U.S. Criminal Deportations-Story of Sylvester Owino
People are surprised when they come around Families for Freedom and learn that immigrants even with green cards, can be convicted, finish a sentence in the criminal legal system and be deported or incarcerated indefinitely for not having citizenship status. Some are jailed immediately, while other times Immigration and Customs Enforcement (ICE) comes knocking 20 years later. Yes, it is double jeopardy. And according to the Black Alliance for Just Immigration (BAJI), Black immigrants are detained and deported at five times the rate of other populations of undocumented people. As Black noncitizens, many of us experience the policy of criminal deportation as another manifestation of racist policies and state violence in the United States. Just like incarceration and felonies strip Black people in the US of basic human rights — Black non-citizens are further criminalized and stripped of human rights via the U.S. deportation system.
The birth of this nation was rooted in portraying Black people as potential threats to white supremacy, often accomplished through the process of criminalization. In fact, portraying immigrant non-white foreigners, as criminals and instituting criminalizing policies is a venerable American tradition. But this trend exploded in the 1990s amid rising racial nativism that linked immigration to the War on Drugs, international gangs, and terrorism. Key to the explosion has been the transforming of criminal convictions (particularly drug offenses) into “aggravated felonies.”

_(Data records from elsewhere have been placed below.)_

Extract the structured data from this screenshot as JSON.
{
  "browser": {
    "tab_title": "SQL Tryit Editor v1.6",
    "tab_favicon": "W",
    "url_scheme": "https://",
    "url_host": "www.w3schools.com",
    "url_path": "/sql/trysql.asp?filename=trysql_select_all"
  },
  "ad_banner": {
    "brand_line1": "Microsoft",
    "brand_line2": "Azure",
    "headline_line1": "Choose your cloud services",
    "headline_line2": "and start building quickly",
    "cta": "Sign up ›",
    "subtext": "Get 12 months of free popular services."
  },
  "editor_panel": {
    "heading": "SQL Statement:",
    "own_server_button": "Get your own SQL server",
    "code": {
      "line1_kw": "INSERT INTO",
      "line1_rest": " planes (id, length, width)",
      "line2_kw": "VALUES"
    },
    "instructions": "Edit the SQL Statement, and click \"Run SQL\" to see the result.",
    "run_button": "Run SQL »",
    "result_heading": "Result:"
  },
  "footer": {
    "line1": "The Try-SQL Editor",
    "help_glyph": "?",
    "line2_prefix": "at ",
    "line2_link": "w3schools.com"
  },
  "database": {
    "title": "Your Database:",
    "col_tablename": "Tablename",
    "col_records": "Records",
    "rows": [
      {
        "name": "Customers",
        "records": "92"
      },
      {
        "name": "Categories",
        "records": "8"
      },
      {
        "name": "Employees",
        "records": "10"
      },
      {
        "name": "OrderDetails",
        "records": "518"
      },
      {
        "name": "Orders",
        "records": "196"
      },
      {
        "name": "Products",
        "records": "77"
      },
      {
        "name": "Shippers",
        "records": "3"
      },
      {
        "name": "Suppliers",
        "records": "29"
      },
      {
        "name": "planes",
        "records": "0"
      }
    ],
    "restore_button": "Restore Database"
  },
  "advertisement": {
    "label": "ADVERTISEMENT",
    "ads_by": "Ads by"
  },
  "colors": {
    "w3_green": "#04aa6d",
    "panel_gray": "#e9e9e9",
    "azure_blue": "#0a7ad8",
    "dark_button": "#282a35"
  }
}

As defined in our Justice Detained report, an aggravated felony “is a federal immigration category that includes more than 50 classes of offenses, some of which are neither ‘aggravated’ nor a ‘felony’ (for example, misdemeanor shoplifting with a one-year sentence, even if suspended). This category is one of the government’s most powerful tools for deportation because it strips an immigrant of most choices in the deportation process. An immigrant – including a lawful permanent resident — who is convicted of an offense categorized as an “aggravated felony” is subject to no bond (mandatory and indefinite detention) and no possibility of relief (mandatory deportation). This term was first created during the War on Drugs by the 1988 Anti- Drug Abuse Act, but Congress expanded this term numerous times over the years, and most extensively in 1996.” During 1993 and 2002, criminal deportations of Black immigrants ranged between 57-75 percent, reaching the peak of 75 percent in 1996. A significant proportion of criminal deportations are due to drug-related convictions. Therefore, the “war on drugs,” which is a war against Black communities, is also a war on Black immigrants.

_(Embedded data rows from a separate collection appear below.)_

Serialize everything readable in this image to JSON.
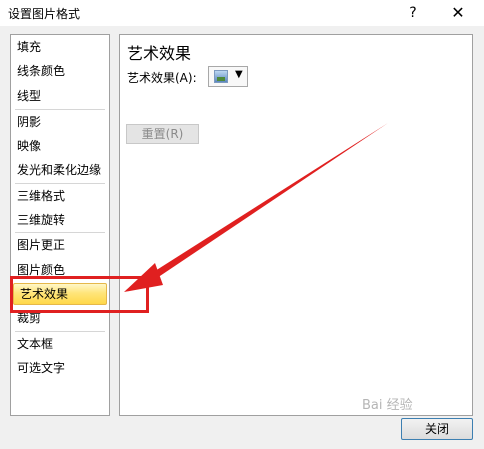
{
  "window": {
    "title": "设置图片格式",
    "help_glyph": "?",
    "close_glyph": "✕"
  },
  "sidebar": {
    "items": [
      {
        "label": "填充"
      },
      {
        "label": "线条颜色"
      },
      {
        "label": "线型"
      },
      {
        "label": "阴影"
      },
      {
        "label": "映像"
      },
      {
        "label": "发光和柔化边缘"
      },
      {
        "label": "三维格式"
      },
      {
        "label": "三维旋转"
      },
      {
        "label": "图片更正"
      },
      {
        "label": "图片颜色"
      },
      {
        "label": "艺术效果"
      },
      {
        "label": "裁剪"
      },
      {
        "label": "文本框"
      },
      {
        "label": "可选文字"
      }
    ],
    "selected_label": "艺术效果"
  },
  "panel": {
    "heading": "艺术效果",
    "effect_label": "艺术效果(A):",
    "dropdown_arrow": "▼",
    "reset_label": "重置(R)"
  },
  "footer": {
    "close_label": "关闭"
  },
  "annotation": {
    "color": "#e02020"
  },
  "watermark": {
    "text": "Bai 经验"
  },
  "colors": {
    "selection": "#ffe57a",
    "accent_border": "#3c7fb1"
  }
}
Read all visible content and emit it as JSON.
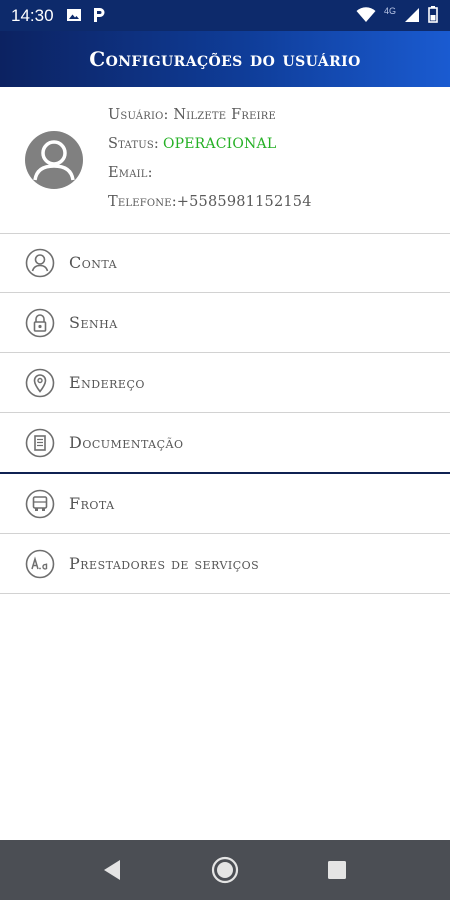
{
  "status_bar": {
    "time": "14:30",
    "left_icons": [
      "image-icon",
      "parking-p-icon"
    ],
    "right_icons": [
      "wifi-icon",
      "signal-icon",
      "battery-icon"
    ],
    "network": "4G"
  },
  "header": {
    "title": "Configurações do usuário"
  },
  "profile": {
    "user_label": "Usuário: Nilzete Freire",
    "status_label": "Status:",
    "status_value": "OPERACIONAL",
    "status_color": "#25b025",
    "email_label": "Email:",
    "phone_label": "Telefone:+5585981152154"
  },
  "menu": [
    {
      "label": "Conta",
      "icon": "person-icon"
    },
    {
      "label": "Senha",
      "icon": "lock-icon"
    },
    {
      "label": "Endereço",
      "icon": "location-pin-icon"
    },
    {
      "label": "Documentação",
      "icon": "document-icon"
    },
    {
      "label": "Frota",
      "icon": "truck-icon"
    },
    {
      "label": "Prestadores de serviços",
      "icon": "aa-icon"
    }
  ],
  "colors": {
    "primary_dark": "#0c2261",
    "primary_light": "#1a5bd1",
    "nav_bar": "#4b4e54"
  },
  "nav_bar": {
    "buttons": [
      "back-icon",
      "home-icon",
      "recents-icon"
    ]
  }
}
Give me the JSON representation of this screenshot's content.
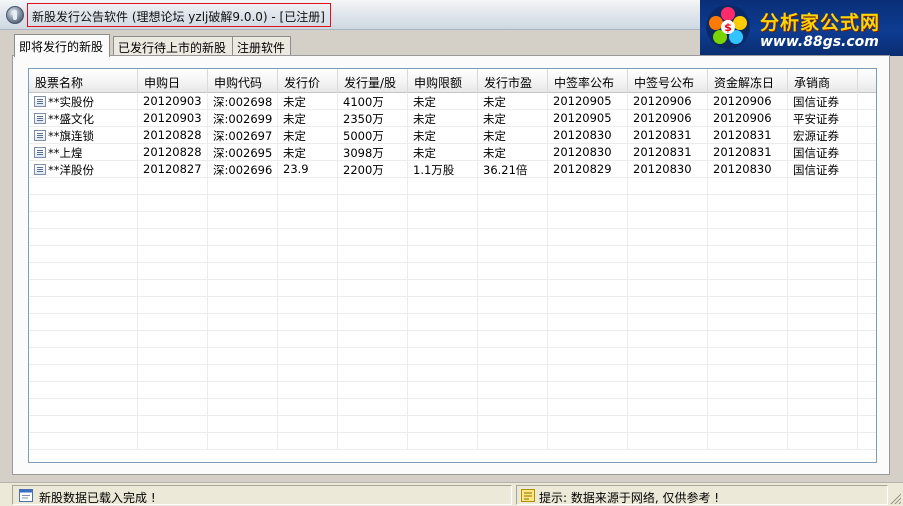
{
  "window": {
    "title": "新股发行公告软件 (理想论坛  yzlj破解9.0.0) - [已注册]"
  },
  "logo": {
    "main_text": "分析家公式网",
    "url_text": "www.88gs.com"
  },
  "tabs": [
    {
      "label": "即将发行的新股",
      "active": true
    },
    {
      "label": "已发行待上市的新股",
      "active": false
    },
    {
      "label": "注册软件",
      "active": false
    }
  ],
  "table": {
    "columns": [
      "股票名称",
      "申购日",
      "申购代码",
      "发行价",
      "发行量/股",
      "申购限额",
      "发行市盈",
      "中签率公布",
      "中签号公布",
      "资金解冻日",
      "承销商"
    ],
    "rows": [
      [
        "**实股份",
        "20120903",
        "深:002698",
        "未定",
        "4100万",
        "未定",
        "未定",
        "20120905",
        "20120906",
        "20120906",
        "国信证券"
      ],
      [
        "**盛文化",
        "20120903",
        "深:002699",
        "未定",
        "2350万",
        "未定",
        "未定",
        "20120905",
        "20120906",
        "20120906",
        "平安证券"
      ],
      [
        "**旗连锁",
        "20120828",
        "深:002697",
        "未定",
        "5000万",
        "未定",
        "未定",
        "20120830",
        "20120831",
        "20120831",
        "宏源证券"
      ],
      [
        "**上煌",
        "20120828",
        "深:002695",
        "未定",
        "3098万",
        "未定",
        "未定",
        "20120830",
        "20120831",
        "20120831",
        "国信证券"
      ],
      [
        "**洋股份",
        "20120827",
        "深:002696",
        "23.9",
        "2200万",
        "1.1万股",
        "36.21倍",
        "20120829",
        "20120830",
        "20120830",
        "国信证券"
      ]
    ]
  },
  "statusbar": {
    "left_text": "新股数据已载入完成 !",
    "right_text": "提示: 数据来源于网络, 仅供参考 !"
  },
  "colors": {
    "title_highlight_border": "#e0101a",
    "logo_background": "#0d3c92",
    "logo_text": "#ffd400"
  }
}
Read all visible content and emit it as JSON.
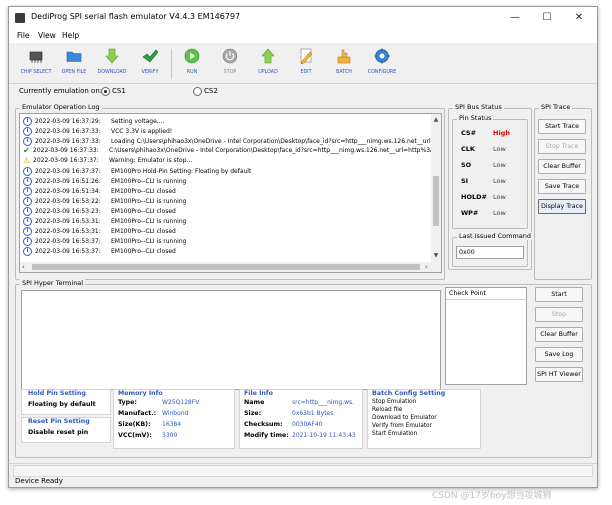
{
  "window": {
    "title": "DediProg SPI serial flash emulator V4.4.3  EM146797",
    "controls": {
      "minimize": "—",
      "maximize": "☐",
      "close": "✕"
    }
  },
  "menu": [
    "File",
    "View",
    "Help"
  ],
  "toolbar": [
    {
      "label": "CHIP SELECT",
      "icon": "chip-icon"
    },
    {
      "label": "OPEN FILE",
      "icon": "folder-icon"
    },
    {
      "label": "DOWNLOAD",
      "icon": "download-arrow-icon"
    },
    {
      "label": "VERIFY",
      "icon": "checkmark-icon"
    },
    {
      "label": "RUN",
      "icon": "play-icon"
    },
    {
      "label": "STOP",
      "icon": "power-icon"
    },
    {
      "label": "UPLOAD",
      "icon": "upload-arrow-icon"
    },
    {
      "label": "EDIT",
      "icon": "edit-pencil-icon"
    },
    {
      "label": "BATCH",
      "icon": "batch-hand-icon"
    },
    {
      "label": "CONFIGURE",
      "icon": "gear-icon"
    }
  ],
  "emulation": {
    "label": "Currently emulation on:",
    "options": [
      "CS1",
      "CS2"
    ],
    "selected": "CS1"
  },
  "log": {
    "title": "Emulator Operation Log",
    "rows": [
      {
        "type": "info",
        "time": "2022-03-09 16:37:29:",
        "msg": "Setting voltage...."
      },
      {
        "type": "info",
        "time": "2022-03-09 16:37:33:",
        "msg": "VCC 3.3V is applied!"
      },
      {
        "type": "info",
        "time": "2022-03-09 16:37:33:",
        "msg": "Loading C:\\Users\\phihao3x\\OneDrive - Intel Corporation\\Desktop\\face_id?src=http___nimg.ws.126.net__url=h"
      },
      {
        "type": "check",
        "time": "2022-03-09 16:37:33:",
        "msg": "C:\\Users\\phihao3x\\OneDrive - Intel Corporation\\Desktop\\face_id?src=http___nimg.ws.126.net__url=http%3A"
      },
      {
        "type": "warn",
        "time": "2022-03-09 16:37:37:",
        "msg": "Warning: Emulator is stop..."
      },
      {
        "type": "info",
        "time": "2022-03-09 16:37:37:",
        "msg": "EM100Pro Hold-Pin Setting: Floating by default"
      },
      {
        "type": "info",
        "time": "2022-03-09 16:51:26:",
        "msg": "EM100Pro--CLI is running"
      },
      {
        "type": "info",
        "time": "2022-03-09 16:51:34:",
        "msg": "EM100Pro--CLI closed"
      },
      {
        "type": "info",
        "time": "2022-03-09 16:53:22:",
        "msg": "EM100Pro--CLI is running"
      },
      {
        "type": "info",
        "time": "2022-03-09 16:53:23:",
        "msg": "EM100Pro--CLI closed"
      },
      {
        "type": "info",
        "time": "2022-03-09 16:53:31:",
        "msg": "EM100Pro--CLI is running"
      },
      {
        "type": "info",
        "time": "2022-03-09 16:53:31:",
        "msg": "EM100Pro--CLI closed"
      },
      {
        "type": "info",
        "time": "2022-03-09 16:53:37:",
        "msg": "EM100Pro--CLI is running"
      },
      {
        "type": "info",
        "time": "2022-03-09 16:53:37:",
        "msg": "EM100Pro--CLI closed"
      }
    ]
  },
  "spi_bus": {
    "title": "SPI Bus Status",
    "pin_title": "Pin Status",
    "pins": [
      {
        "name": "CS#",
        "value": "High",
        "color": "#e00000"
      },
      {
        "name": "CLK",
        "value": "Low",
        "color": "#444444"
      },
      {
        "name": "SO",
        "value": "Low",
        "color": "#444444"
      },
      {
        "name": "SI",
        "value": "Low",
        "color": "#444444"
      },
      {
        "name": "HOLD#",
        "value": "Low",
        "color": "#444444"
      },
      {
        "name": "WP#",
        "value": "Low",
        "color": "#444444"
      }
    ],
    "last_cmd_title": "Last Issued Command",
    "last_cmd_value": "0x00"
  },
  "spi_trace": {
    "title": "SPI Trace",
    "buttons": [
      "Start Trace",
      "Stop Trace",
      "Clear Buffer",
      "Save Trace",
      "Display Trace"
    ]
  },
  "hyper_terminal": {
    "title": "SPI Hyper Terminal",
    "checkpoint_title": "Check Point",
    "buttons": [
      "Start",
      "Stop",
      "Clear Buffer",
      "Save Log",
      "SPI HT Viewer"
    ]
  },
  "bottom": {
    "hold_pin": {
      "title": "Hold Pin Setting",
      "value": "Floating by default"
    },
    "reset_pin": {
      "title": "Reset Pin Setting",
      "value": "Disable reset pin"
    },
    "memory": {
      "title": "Memory Info",
      "rows": [
        {
          "label": "Type:",
          "value": "W25Q128FV"
        },
        {
          "label": "Manufact.:",
          "value": "Winbond"
        },
        {
          "label": "Size(KB):",
          "value": "16384"
        },
        {
          "label": "VCC(mV):",
          "value": "3300"
        }
      ]
    },
    "file": {
      "title": "File Info",
      "rows": [
        {
          "label": "Name",
          "value": "src=http___nimg.ws."
        },
        {
          "label": "Size:",
          "value": "0x63b1 Bytes"
        },
        {
          "label": "Checksum:",
          "value": "0030AF40"
        },
        {
          "label": "Modify time:",
          "value": "2021-10-19 11:43:43"
        }
      ]
    },
    "batch": {
      "title": "Batch Config Setting",
      "items": [
        "Stop Emulation",
        "Reload file",
        "Download to Emulator",
        "Verify from Emulator",
        "Start Emulation"
      ]
    }
  },
  "status": "Device Ready",
  "watermark": "CSDN @17岁boy想当攻城狮"
}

The most earth-shattering policies that criminalized Black immigrants passed in the Clinton years. In 1996, following the first World Trade Center attack and Oklahoma City bombing, President Clinton signed the Antiterrorism and Executive Death Penalty Act and the Illegal Immigration Reform and Immigrant Responsibility Act of 1996. These laws made deportation of noncitizen legal residents much faster and more frequent by classifying increasingly minor crimes as automatically deportable offenses. For immigrants, perhaps the most disturbing effect of the 1996 legislation was its vast restriction on judicial review. Not only are noncitizens vulnerable to old convictions — including minor crimes like shoplifting committed decades earlier — but these convictions trigger an irreversible chain reaction that ends in indefinite imprisonment and permanent banishment without a chance to protest.
One of the most heartbreaking unjust stories we have come across is that of Sylvester Owino, a Kenyan national who cannot return to Kenya because he would be persecuted for his political beliefs. Mr. Owino served a three year sentence for a crime in which no was injured. His conviction resulted from substance abuse that he acquired to deal with the trauma of torture he experienced in Kenya. After he served his sentence, Mr. Owino was placed in immigration detention in 2005 where he has languished for nearly a decade for a civil violation, three times longer than his criminal sentence. Since then he has committed to rehabilitation and officials at his former detention facility have written letters of support attesting to his good character, current positive attitude and willingness to comply. Sylvester’s story is just one example of how the deportation system is actually an extension of the violent systems that target and control Black bodies by domestic policies of policing, convicting and mass imprisonment.
Overall, the racial trends of criminal deportations raise some important questions for the future of black migrants. First, we may ask why citizenship (and not human rights) has become the ultimate goal of the mainstream immigrant rights battle when Black US citizens are constantly stripped of due process and basic rights. Second, we may question why is it that there exists a false distinction between criminal justice reform movement, racial justice and immigrant rights despite that many of us suffer injustices through our lived experiences as Black bodies. The domestic and global systems of oppression do not entertain such distinctions and neither should we.
We must work and fight side by side for the racial justice and human rights we will one day enjoy together, globally. As a black Diaspora, I hope we can embrace a modern understanding that Black people around the world have the right to live free from state violence and the freedom to move and be with our loved ones just as much as our white counterparts who by and large already enjoy those freedoms. As the novelists Willie Gibson said “The future is already here, it’s just not evenly distributed.”
We’ll know all black lives matter when all black lives matter.